Earlier in December we celebrated the 5th anniversary of living in our house. When we moved in, Audrey was three and Luke was 9 months. That seems like a lifetime ago.
I started to write a list of all of the projects we've done since we signed the closing papers, but it got so overwhelming that I stopped. The short version is that we've painted nearly every room; tiled, carpeted, or refinished nearly every floor; and changed nearly every light fixture and piece of door hardware. We extended our deck, have done several huge landscape overhauls, had the exterior painted, and had a new roof and two new HVAC units installed. We've decorated and and redecorated several rooms in big and small ways and organized and reorganized every single drawer, closet, and cabinet multiple times.

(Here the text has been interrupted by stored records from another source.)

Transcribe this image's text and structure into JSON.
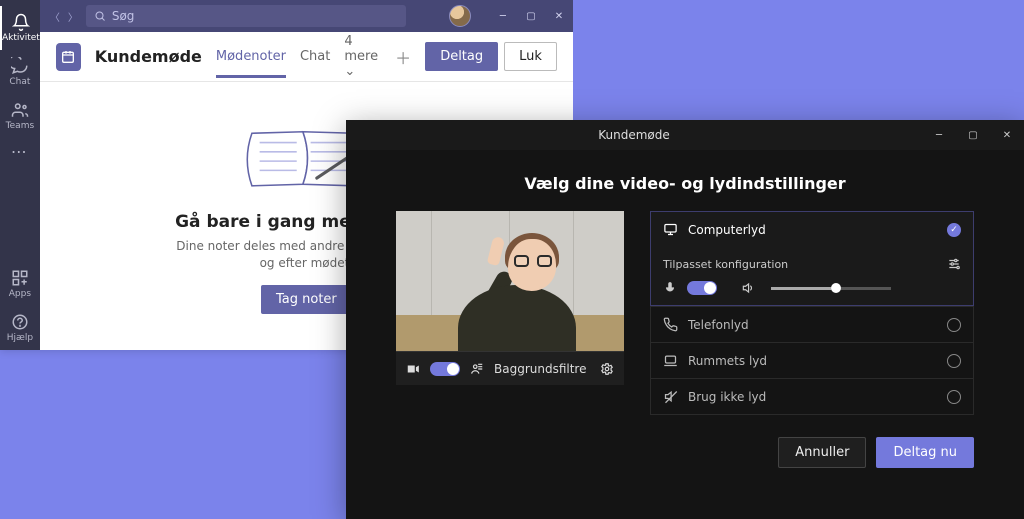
{
  "background": {
    "titlebar": {
      "search_placeholder": "Søg"
    },
    "sidebar": {
      "items": [
        {
          "label": "Aktivitet"
        },
        {
          "label": "Chat"
        },
        {
          "label": "Teams"
        },
        {
          "label": "Apps"
        },
        {
          "label": "Hjælp"
        }
      ]
    },
    "header": {
      "meeting_title": "Kundemøde",
      "tabs": [
        {
          "label": "Mødenoter",
          "active": true
        },
        {
          "label": "Chat"
        },
        {
          "label": "4 mere"
        }
      ],
      "join_label": "Deltag",
      "close_label": "Luk"
    },
    "body": {
      "title": "Gå bare i gang med at tage",
      "subtitle_line1": "Dine noter deles med andre og er tilgænge",
      "subtitle_line2": "og efter mødet.",
      "take_notes_label": "Tag noter"
    }
  },
  "join": {
    "window_title": "Kundemøde",
    "heading": "Vælg dine video- og lydindstillinger",
    "preview": {
      "bg_filters_label": "Baggrundsfiltre",
      "video_on": true
    },
    "audio": {
      "options": [
        {
          "id": "computer",
          "label": "Computerlyd",
          "selected": true
        },
        {
          "id": "phone",
          "label": "Telefonlyd",
          "selected": false
        },
        {
          "id": "room",
          "label": "Rummets lyd",
          "selected": false
        },
        {
          "id": "none",
          "label": "Brug ikke lyd",
          "selected": false
        }
      ],
      "config_label": "Tilpasset konfiguration",
      "mic_on": true,
      "volume_pct": 50
    },
    "footer": {
      "cancel_label": "Annuller",
      "join_label": "Deltag nu"
    }
  }
}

And of course there is our most recent and biggest renovation of moving the laundry room upstairs and creating a mudroom in its former space.
All of this has most certainly made the house feel more like our own. You can't walk into a room without seeing evidence of our family and our style. We have poured our blood, sweat, and tears into every corner of this house...literally, in many instances.
But here is something that dawned on me recently: If we lost every bit of it tomorrow, we'd be just fine. We'd be devastated, of course, and heartbroken. But we'd be okay. Because more than the home we've created for ourselves over the past five years, we have developed a community here that is indestructible.
Last weekend we drove over to Cobb County to celebrate Christmas at David's aunt and uncle's house. For years whenever we crossed into the county line, it felt like coming home. I was born in Smyrna, moved to Powder Springs/Kennesaw area in second grade, moved downtown Atlanta for my Freshmen year of college, and then moved among various apartments in Smyrna until David and I got married and settled in Gwinnett during my senior year of college. Cobb held all of my major life moments and memories. I would drive onto the 75 North exit off of 285 and immediately search the skies for the familiar and comforting signs of the C-130s flying training loops out of Dobbins Air Reserve Base.
I'm not sure when it first happened, but that feeling hasn't hit me in awhile. Cobb County will always have a special place in my history and in my heart, but it isn't home to me anymore. My home is now Gwinnett.
It took a very, very long time for that to hold true...thirteen years in fact. When I think of why, it all points to establishing community and traditions here. It's moments that have taken place inside the walls of our house of course, but it's also all the big and small ones that have taken place outside of them too. It's the local park where we go see fireworks with friends on the 4th of July. It's running into people you know at the grocery store (always without make-up on, of course). It's chatting with the owner at a local deli about his family. It's dropping off borrowed items in a neighbor's mailbox. It's looking forward to seeing the crazy Christmas decorations at that one house on the carpool route. It's memories from annual festivals and celebration desserts at the usual spot and knowing the best hill to catch a beautiful sunset.
When I go out for my early morning run around these oh-so-hilly neighborhood streets, I think about the families inside. Even though we have a huge neighborhood, between the kids' school and the Timber Trek, I know quite a few of them now. Thoughts about them drift through my mind as I plod past their driveway: "I bet their daughter is home from college this week." "I wonder how her mom is doing." "I need to text her about that recipe she asked for." "I wonder how her son did in his tennis match."
If anything ever happened to the house we've made here, the community would join in with our families and carry us through. I know because I've watch them - us - do it for so many others over the years.
I adore our house and all the work we've done to it to make it ours. But what I really love is how much the people around it have come to mean to me. There is no where else I'd rather be.